Die Krux mit den Raubkopien

Gleichzeitig versucht Project Nollywood ein funktionierendes Vertriebssystem für die Filme aufzubauen und sie wie im Westen zu vermarkten: sie zuerst in den Kinos zu zeigen und dann erst auf DVD zu veröffentlichen. Doch das ist nicht einfach, denn in Nigeria gibt es Kinos im herkömmlichen Sinne kaum. «Die typischen Nollywoodfilme werden so veröffentlicht: Man klebt ein paar Plakate, und dann werden zwei Wochen lang die DVDs verkauft», sagt Regisseur Onyeka. «Fast immer nur in 4 Bundesländern - Nigeria aber hat 36. Deshalb reiben sich die Raubkopierer natürlich die Hände. Die Leute in den anderen 32 Bundesländern haben gehört, es gebe den Film, aber sie kommen nicht an ihn ran. Also kaufen sie die gefälschte DVD.» Produzent Emeka Igwemba bestätigt, dass der Vertrieb die Schwachstelle der nigerianischen Filmindustrie ist. Von seinem aktuellen Film will er 30 000 DVDs brennen lassen. «10 000 für Lagos, den Rest für das Nigerdelta und die Ibo-Region im Südosten des Landes.» Oft verkaufe seine Firma die DVDs an HändlerInnen, die Lebensmittel und alle möglichen anderen Waren in ihre Heimatregionen transportieren. Dass im Westen und Norden des Landes fast nur gefälschte Versionen ihre DVDs kursieren, müsse die Produktionsfirma in Kauf nehmen. Eine Original-DVD kostet in Nigeria 400 Naira, umgerechnet 3.80 Franken, eine gefälschte ungefähr die Hälfte. Sie für einen Tag zu leihen, kostet weniger als 50 Rappen. Die meisten ZuschauerInnen sehen die Filme jedoch in improvisierten Kinos - zumeist nur ein DVD-Gerät, ein Bildschirm und ein paar Stühle unter einem Dach oder im Freien. «Von ihrem Gewinn geben die uns natürlich nichts ab», sagt Igwemba.

Der Markt wächst schnell

Trotz all der Probleme bei der Produktion und dem Vertrieb sind sich alle einig, dass Nollywood eine grosse Zukunft vor sich hat. Denn es gibt inzwischen erste Anzeichen, dass das Verbreitungsgebiet für nigerianische Filme schnell wächst. Der Filmmarkt des subsaharischen Afrika ist ohnehin seit einigen Jahren fest in der Hand von Nollywood. Im französischsprachigen West- und Zentralafrika werden die Filme ins Französische synchronisiert. Aber es gibt auch einige Regionen, in denen die Filme schon kulturelle Grenzen überwunden haben. Auf vielen englischsprachigen Inseln in der Karibik wie Jamaika, Barbados und Grenada sind Nollywoodfilme inzwischen weit verbreitet, ebenso in Brasilien und Mexiko. Und Melanesien, das Inselreich der westlichen Südsee mit Papua-Neuguinea, Fidschi, Neukaledonien, den Salomonen und Vanuatu, gilt als der jüngste Wachstumsmarkt.

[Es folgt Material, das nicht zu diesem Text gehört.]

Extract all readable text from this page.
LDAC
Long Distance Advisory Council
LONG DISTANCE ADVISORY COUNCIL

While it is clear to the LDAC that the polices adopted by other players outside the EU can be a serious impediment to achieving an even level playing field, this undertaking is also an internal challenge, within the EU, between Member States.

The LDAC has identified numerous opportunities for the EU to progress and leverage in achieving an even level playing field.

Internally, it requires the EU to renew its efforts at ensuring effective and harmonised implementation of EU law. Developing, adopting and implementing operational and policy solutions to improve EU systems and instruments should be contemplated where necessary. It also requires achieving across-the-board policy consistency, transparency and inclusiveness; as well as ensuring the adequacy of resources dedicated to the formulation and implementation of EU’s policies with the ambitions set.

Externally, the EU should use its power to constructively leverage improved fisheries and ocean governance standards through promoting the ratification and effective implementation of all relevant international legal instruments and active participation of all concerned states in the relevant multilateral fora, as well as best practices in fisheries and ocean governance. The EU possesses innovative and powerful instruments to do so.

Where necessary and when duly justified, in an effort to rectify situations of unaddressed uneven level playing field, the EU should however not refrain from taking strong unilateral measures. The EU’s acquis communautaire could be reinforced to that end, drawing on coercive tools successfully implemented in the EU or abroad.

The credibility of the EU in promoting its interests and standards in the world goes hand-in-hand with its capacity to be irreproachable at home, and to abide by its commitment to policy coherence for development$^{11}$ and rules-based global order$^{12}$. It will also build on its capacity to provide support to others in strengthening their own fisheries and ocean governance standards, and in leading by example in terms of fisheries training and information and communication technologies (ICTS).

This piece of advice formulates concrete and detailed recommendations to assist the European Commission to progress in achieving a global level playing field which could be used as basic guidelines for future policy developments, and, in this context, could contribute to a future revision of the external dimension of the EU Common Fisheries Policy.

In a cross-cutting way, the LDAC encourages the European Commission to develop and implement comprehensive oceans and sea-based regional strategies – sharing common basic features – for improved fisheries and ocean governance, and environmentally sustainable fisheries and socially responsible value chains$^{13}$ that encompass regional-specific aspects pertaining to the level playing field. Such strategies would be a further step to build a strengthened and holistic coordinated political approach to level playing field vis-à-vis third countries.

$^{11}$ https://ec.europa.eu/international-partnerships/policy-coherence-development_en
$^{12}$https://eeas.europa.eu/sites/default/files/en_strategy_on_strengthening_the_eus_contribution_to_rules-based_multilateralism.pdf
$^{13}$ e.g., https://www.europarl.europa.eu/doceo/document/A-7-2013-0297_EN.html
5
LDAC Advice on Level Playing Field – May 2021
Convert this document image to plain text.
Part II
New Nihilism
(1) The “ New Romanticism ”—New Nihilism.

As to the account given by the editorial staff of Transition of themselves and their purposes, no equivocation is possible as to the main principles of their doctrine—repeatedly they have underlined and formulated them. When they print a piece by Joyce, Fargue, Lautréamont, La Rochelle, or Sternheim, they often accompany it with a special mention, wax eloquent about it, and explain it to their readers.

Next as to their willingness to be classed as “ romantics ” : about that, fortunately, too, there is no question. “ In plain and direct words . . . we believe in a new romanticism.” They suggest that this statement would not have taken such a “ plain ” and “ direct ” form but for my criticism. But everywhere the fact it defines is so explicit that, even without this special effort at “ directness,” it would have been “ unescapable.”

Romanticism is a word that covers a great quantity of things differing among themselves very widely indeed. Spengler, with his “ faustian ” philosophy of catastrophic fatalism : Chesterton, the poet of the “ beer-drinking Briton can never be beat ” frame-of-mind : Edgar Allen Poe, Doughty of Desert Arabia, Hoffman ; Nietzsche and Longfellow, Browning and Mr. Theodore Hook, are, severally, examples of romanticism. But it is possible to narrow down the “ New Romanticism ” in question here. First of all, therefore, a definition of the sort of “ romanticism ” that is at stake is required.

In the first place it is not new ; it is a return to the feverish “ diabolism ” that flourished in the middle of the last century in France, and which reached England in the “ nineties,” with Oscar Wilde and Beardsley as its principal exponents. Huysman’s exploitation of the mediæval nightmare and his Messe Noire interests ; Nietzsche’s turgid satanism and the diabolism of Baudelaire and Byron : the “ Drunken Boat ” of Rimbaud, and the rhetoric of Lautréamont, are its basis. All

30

«Seit wir dabei sind», sagt Produzent Igwemba, «hat Nollywood einen Riesenboom erlebt. Und das haben wir ohne jegliche Hilfe, nur mit dem Schweiss unserer eigenen Arbeit erreicht. In ein paar Jahren werden wir Filme mit grossen Budgets machen.» Regisseur Onyeka glaubt: «In fünf Jahren muss Hollywood sich in Acht nehmen. Die Zeit ist auf unserer Seite.» Und sein Kollege Fred Amata: «Im Augenblick werden unter dem Etikett Nollywood noch zu viele schlechte Filme verkauft. Aber sobald sich die Spreu vom Weizen getrennt hat, sehe ich keine Grenzen für das Wachstum der nigerianischen Filmindustrie.»